Make mine well done

From left, yours truly, and Nathan Alders at work in 1979.

I’ve been in my new apartment for a week and a half. I guess that begs the question: When does it stop being my new apartment and becomes just my apartment? I’ve only today been able to hang a couple of pictures and I’m not entirely sure they will stay in the same place for very long.

I figured I would put the above photo that was taken when I worked as a firefighter, somewhere. At least for now, and I’ve chosen a wall over the dining table in the kitchen. It’s kind of a reminder in my own bizarre way to be careful while cooking in the kitchen. That is because, if I am not mistaken, this house burned down because the old man who owned it left something unattended on the stove.

It has always been an interesting photo to me. It’s not just because I was in the picture. Rather, it is fascinating because it captures something I could not see even though I was much closer to the fire than the photographer.

All I could see that day was fire. Red, hot, searing, ass-burning, fire. I remember it was a hot day. Ron Eddings, who was keeping tabs on the pumper, had to spray Nathan and me down with another hose as we were fighting this fire. I guess it’s an odd choice of words, “fighting,” because we were extinguishing the fire. There really was nothing left to fight.

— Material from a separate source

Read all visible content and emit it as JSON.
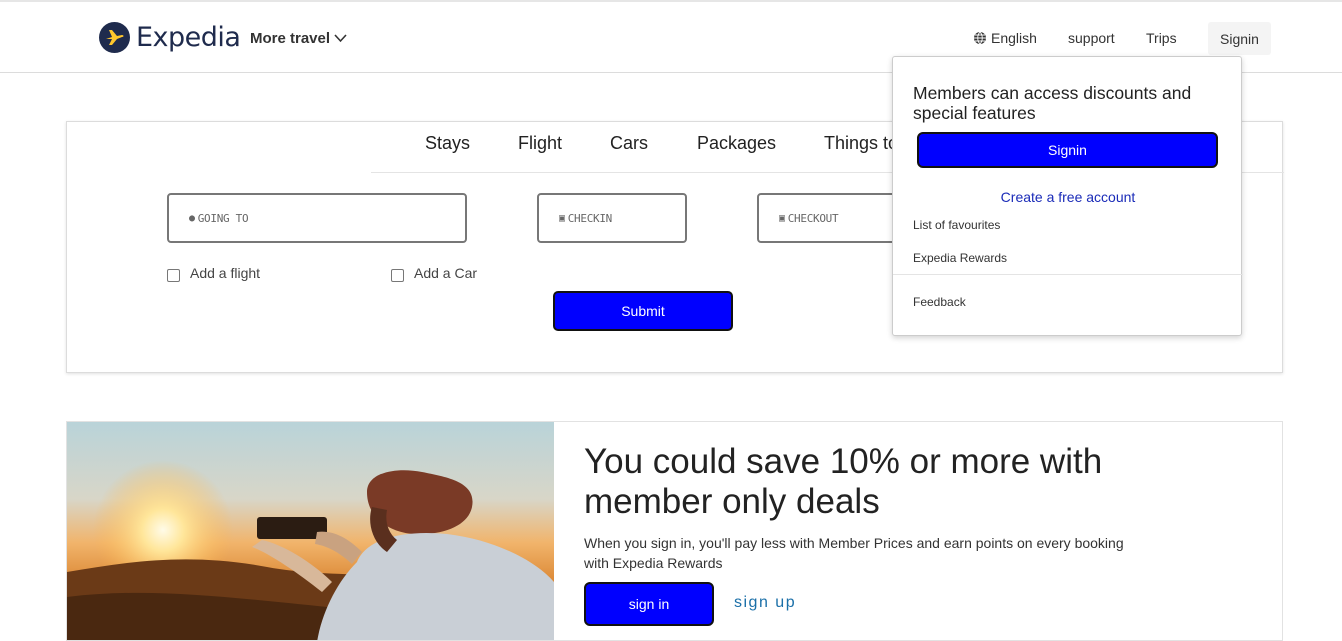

Hardy Meredith, with whom I later worked at the same newspaper, took this shot for the paper. I realized after the photo was published the next day that you could see the outline of the house in the fire. I guess that maybe it’s not a big deal but it is all a matter at how you view your objective. When this massive hunk of pine was burning in front of me, that is all that was before me. It wasn’t a house anymore, it was a big fire. But seeing the outline of the home gives more of a perspective as something that is on fire rather than just fire itself.

Does it make a difference? Not really. We probably could have safely let it just burn once we quickly determined that we were only going to save the slab. But strange job that firefighting is, we couldn’t do that. So Nathan, who was my lieutenant, had the bright idea that we should use a so-called “blitz” hose line on it. It was a hose 2 1/2 inches in diameter which carried considerably more power than the 1 1/2-inch hoses with which we normally fought house fires. I was all for using the blitz line. I guess it was a macho thing. But as you can probably tell in the photo, it wasn’t an easy task maneuvering that hose.

It was an interesting experience and as was the case with many fires it was one from which I learned something. The photo isn’t a bad reminder of just how easily something can go straight to hell. Whether it stays on my kitchen wall, well, we’ll see.